Сам по себе. Начало истории

               
         Вы бывали в наших отечественных больницах? Не найдется ни одного человека, который бы ответил отрицательно на этот полу риторический вопрос. Тягостное впечатление вызывают они у посетителя, независимо от профиля учреждения и контингента больных. Особо тяжелое впечатление вызывают онкологические стационары и те отделения многопрофильных больниц, где годами лежат люди с практически неизлечимыми психическими и физическими недостатками.

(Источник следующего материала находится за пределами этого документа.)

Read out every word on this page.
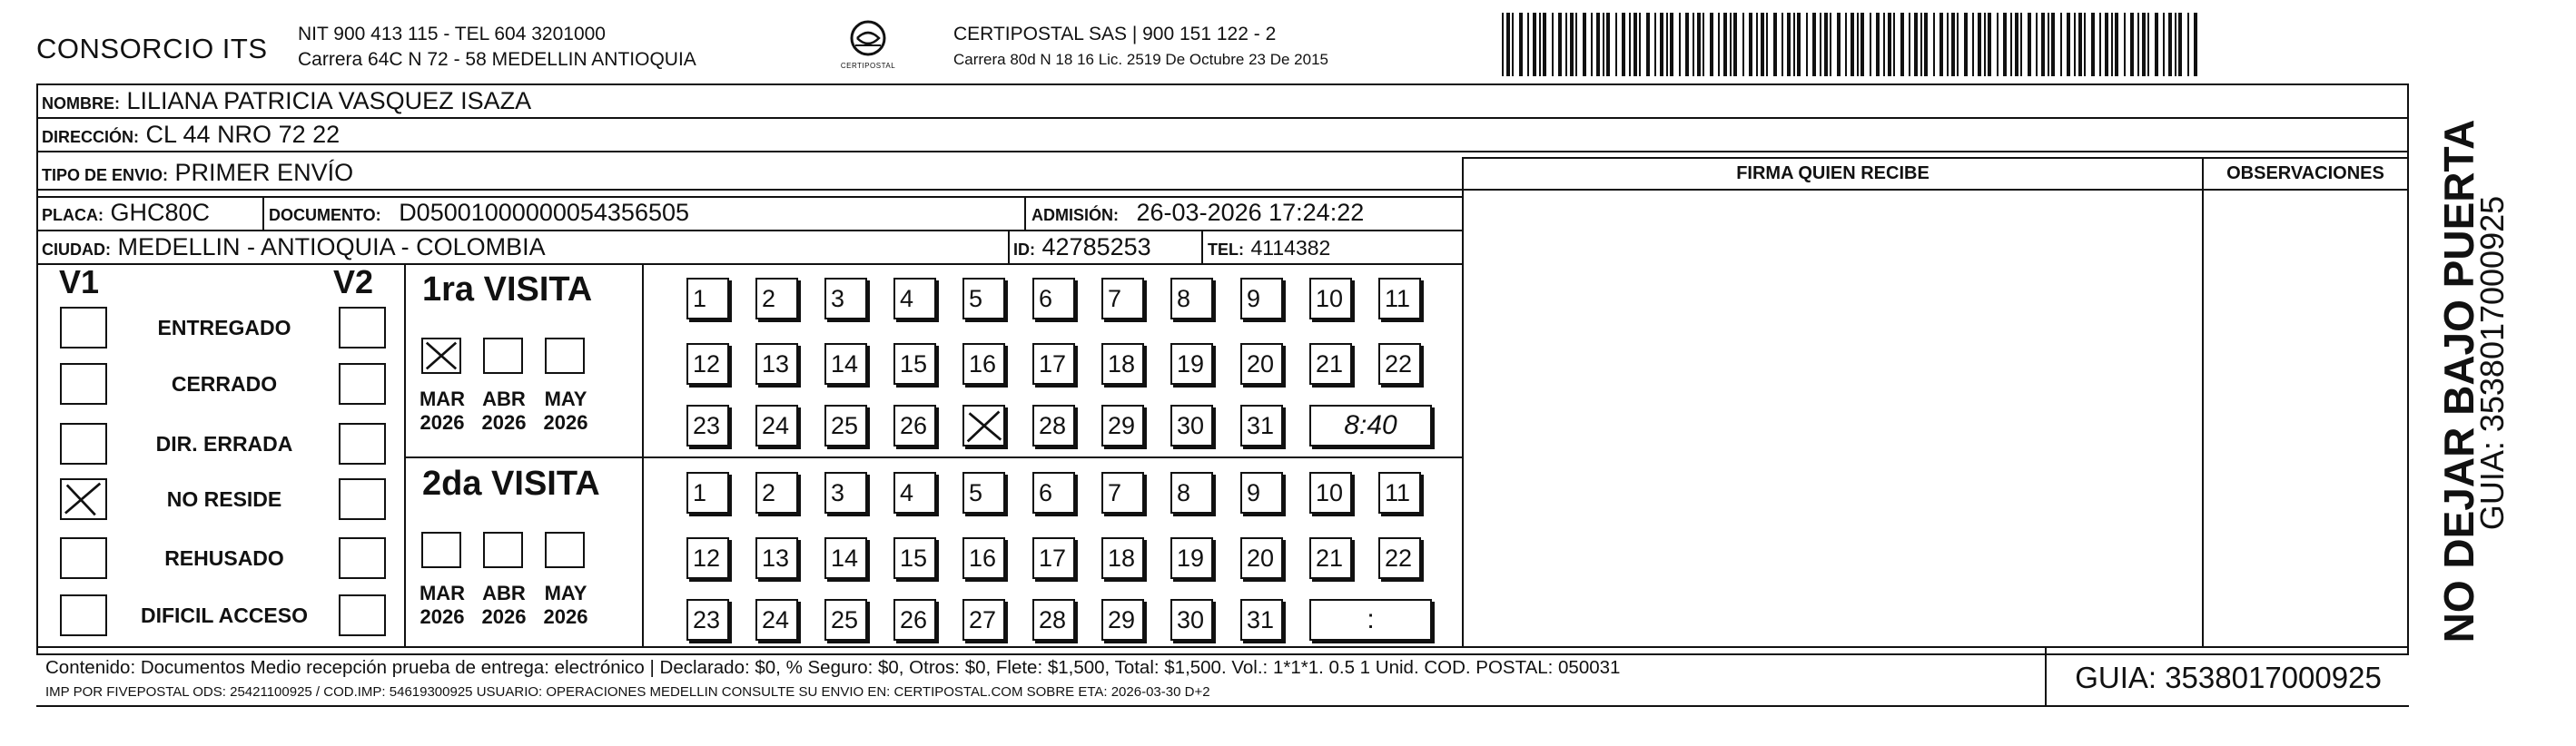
CONSORCIO ITS NIT 900 413 115 - TEL 604 3201000
Carrera 64C N 72 - 58 MEDELLIN ANTIOQUIA	CERTIPOSTAL
CERTIPOSTAL SAS | 900 151 122 - 2
Carrera 80d N 18 16 Lic. 2519 De Octubre 23 De 2015
NOMBRE: LILIANA PATRICIA VASQUEZ ISAZA
DIRECCIÓN: CL 44 NRO 72 22
TIPO DE ENVIO: PRIMER ENVÍO
PLACA: GHC80C	DOCUMENTO: D05001000000054356505	ADMISIÓN: 26-03-2026 17:24:22
CIUDAD: MEDELLIN - ANTIOQUIA - COLOMBIA	ID: 42785253	TEL: 4114382
FIRMA QUIEN RECIBE	OBSERVACIONES
V1	V2
ENTREGADO
CERRADO
DIR. ERRADA
NO RESIDE
REHUSADO
DIFICIL ACCESO
1ra VISITA
2da VISITA
MAR
2026
ABR
2026
MAY
2026
1	2	3	4	5	6	7	8	9	10	11
12	13	14	15	16	17	18	19	20	21	22
23	24	25	26	28	29	30	31	8:40
MAR
2026
ABR
2026
MAY
2026
1	2	3	4	5	6	7	8	9	10	11
12	13	14	15	16	17	18	19	20	21	22
23	24	25	26	27	28	29	30	31	:
Contenido: Documentos Medio recepción prueba de entrega: electrónico | Declarado: $0, % Seguro: $0, Otros: $0, Flete: $1,500, Total: $1,500. Vol.: 1*1*1. 0.5 1 Unid. COD. POSTAL: 050031
IMP POR FIVEPOSTAL ODS: 25421100925 / COD.IMP: 54619300925 USUARIO: OPERACIONES MEDELLIN CONSULTE SU ENVIO EN: CERTIPOSTAL.COM SOBRE ETA: 2026-03-30 D+2	GUIA: 3538017000925
NO DEJAR BAJO PUERTA
GUIA: 3538017000925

     Немолодой и усталый хирург водил группу практиканток по лечебному учреждению, занятие это вызывало у него раздражение, он считал, что его, хирурга высокой квалификации можно было и освободить от этой тягомотины, тем более  что девочки учились в пединституте и медициной занимались непрофессионально, только для получения удостоверения медсестры гражданской обороны.

       Игорь Семенович оглядел контингент – ни одной более или менее смазливой мордашки, глаз не на ком остановить, но это так, для порядка – белые халаты и нелепые косынки обезображивали девчонок до неузнаваемости. Он прошел с ними уже два отделения, свое родное оставил «на закуску» - он был на сто процентов уверен, что ни одна из них не захочет в нем провести две недели положенной практики.

       Длинная палата, человек на двадцать, самая тяжелая и безрадостная во всей клинике – «спинальники» - пациенты после тяжелых травм позвоночника, практически обездвиженные и лишенные надежды на выздоровление. Многие лежат здесь не один месяц.
     Они привыкли ко всему, даже к этим дурацким экскурсиям. Размеренно и плавно продвигается сорокоглазая группа в конец палаты.

     Доктор оборачивается, у кровати Борисова какая-то заварушка, больной схватил за руку одну из студенток, девчонка от неожиданности очень резко выдернула руку, стукнулась о спинку кровати и громко вскрикнула. Борисов громко расхохотался.  «Развлекается гад!» - отметил про себя доктор.
     Игорь Семенович видит, что девушка сильно напугана выходкой больного, но вмешиваться не собирается – ему это на руку, если  ни одна из них не согласиться прийти сюда на практику – ему меньше мороки.

    Девочка, оглядываясь на остальных больных, прошла между кроватей, как между клеток с тиграми в зоопарке, и присоединилась к группе.
     Студентки уже подошли к последним пациентам. Доктор нудно объяснял, что за травма у больного Сергиенко, как этот самый Сергиенко что-то зычно гикнул и замахал руками. Казалось, сумей он встать, всем присутствующим было бы тошно, настолько зверская рожа была у мужика.
       Студентки, да и сам доктор непроизвольно отпрянули от кровати, только та самая девочка, которую напугал Борисов, осталась стоять возле постели.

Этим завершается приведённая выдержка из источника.